With welcoming comments by Society’s executive director Anelle Miller, panelists included Yiddish scholar and Jewish comedy maven Prof. Edward Portnoy, “comedy writer Tom Leopold (“Seinfeld,” “Cheers”), Drew Friedman, whose amazing caricature illustrations of comedians graced the gallery walls, director producer Bill Persky (“Dick Van Dyke Show,” “Sid Caesar,” “That Girl”) and irrepressible actor-comedian Larry Storch.

“Good evening boys and girls,” Storch greeted the roomful of fans.
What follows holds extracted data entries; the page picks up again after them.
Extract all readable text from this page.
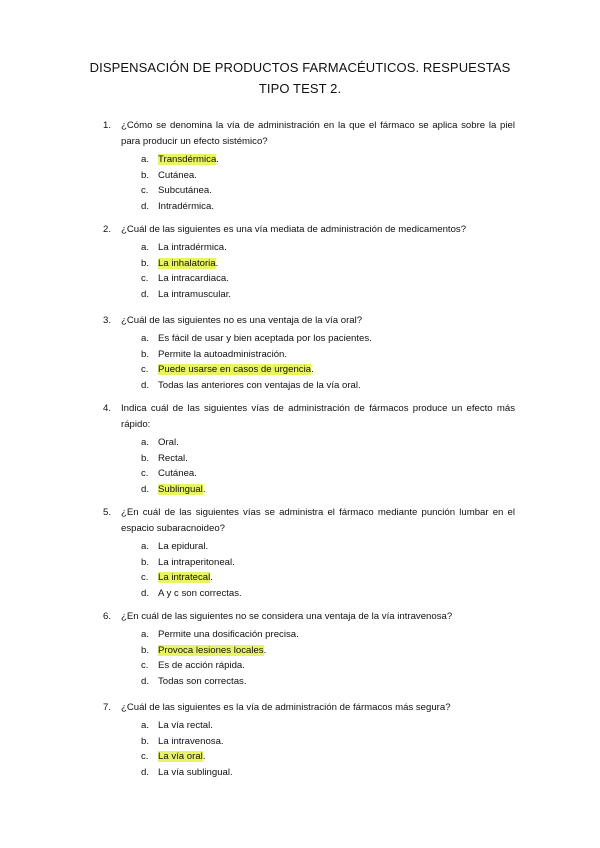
DISPENSACIÓN DE PRODUCTOS FARMACÉUTICOS. RESPUESTAS
TIPO TEST 2.
1. ¿Cómo se denomina la vía de administración en la que el fármaco se aplica sobre la piel para producir un efecto sistémico?
a. Transdérmica.
b. Cutánea.
c. Subcutánea.
d. Intradérmica.
2. ¿Cuál de las siguientes es una vía mediata de administración de medicamentos?
a. La intradérmica.
b. La inhalatoria.
c. La intracardiaca.
d. La intramuscular.
3. ¿Cuál de las siguientes no es una ventaja de la vía oral?
a. Es fácil de usar y bien aceptada por los pacientes.
b. Permite la autoadministración.
c. Puede usarse en casos de urgencia.
d. Todas las anteriores con ventajas de la vía oral.
4. Indica cuál de las siguientes vías de administración de fármacos produce un efecto más rápido:
a. Oral.
b. Rectal.
c. Cutánea.
d. Sublingual.
5. ¿En cuál de las siguientes vías se administra el fármaco mediante punción lumbar en el espacio subaracnoideo?
a. La epidural.
b. La intraperitoneal.
c. La intratecal.
d. A y c son correctas.
6. ¿En cuál de las siguientes no se considera una ventaja de la vía intravenosa?
a. Permite una dosificación precisa.
b. Provoca lesiones locales.
c. Es de acción rápida.
d. Todas son correctas.
7. ¿Cuál de las siguientes es la vía de administración de fármacos más segura?
a. La vía rectal.
b. La intravenosa.
c. La vía oral.
d. La vía sublingual.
Experiencing a few punch line lapses, a befuddled Storch sat down, but no sooner did someone else claim the mic, Storch jumped out of his chair, commandeered the mic and completed his narrative.

Back row : Drew Friedman Bill Persky Tom Leopold and Edward Portnoy // Front row: Anelle Miller and Larry Storch // Photo: Karen Leon

Storch, who served with Tony Curtis on a U.S. submarine tender in 1944, recalled: “He told me ‘I’m going to be a great actor one day’ and I told him ‘you’re a good looking kid, why not model some clothes?’ Tony said, ‘No! No! No! Don’t try to stop me! ‘ I told him when the war is over, ‘if you need any help, call me.’ So the war is over and he becomes TONY CURTIS! and I am struggling in dives. I call Tony and in a Russian accent ask, ’Do you need a Russian for a new play or picture? I speak Russian…. Tony Curtis was my life-saver and I never forgot it.”

Bill Persky — whose sister married Paul Grossinger the same month that Grace Kelly married Prince Rainier, joked: “My sister did a lot better— the food was better and Grossinger’s was larger than Monaco.”

Persky recalled directing Jan Murray in a movie when the stand-up comic became a grandfather. “Jan didn’t want anyone to know it because he thought it would hurt his career and told everyone ‘I don’ want this out, I have an audition tomorrow for a movie.’ He goes to the audition and the producer says: ‘Jan…I thought you were older!’ So Jan chimed in, ‘Are you kidding? I’m a grandfather!’”

Later, I told Persky about my Jan Murray encounter. For my 1983, annual Forward “Catskills Chronicles” column, I chose Brickman’s, aka the “Catskills’ Citadel of Comedians.” Ringside in the 800-seat nightclub, I wrote in my pad: “tanned face, trim, gleaming white hair.” An angry Murray walks over, hovers above my table: “No one writes down my jokes! What have we got here?” he reaches for my pad. “What’s this: ‘ Red shirt, white pants, black jacket?’ Are you with “Womens’ Wear Daily?”

Total silence in the room. “I’m with the Forward. The Forverts.”

He put the pad on the piano, about to start — the nightmare of every stand-up — lost the rhythm of his routine and begins pacing the stage. “Look what that Forverts lady did he to me!” he bellows. After a few minutes of ad-libbing, Murray was back on track. Years later when he’d spot me at a Catskill hotel, he’d introduce me to his entourage with:” Let me tell you what this Forverts lady did to me!”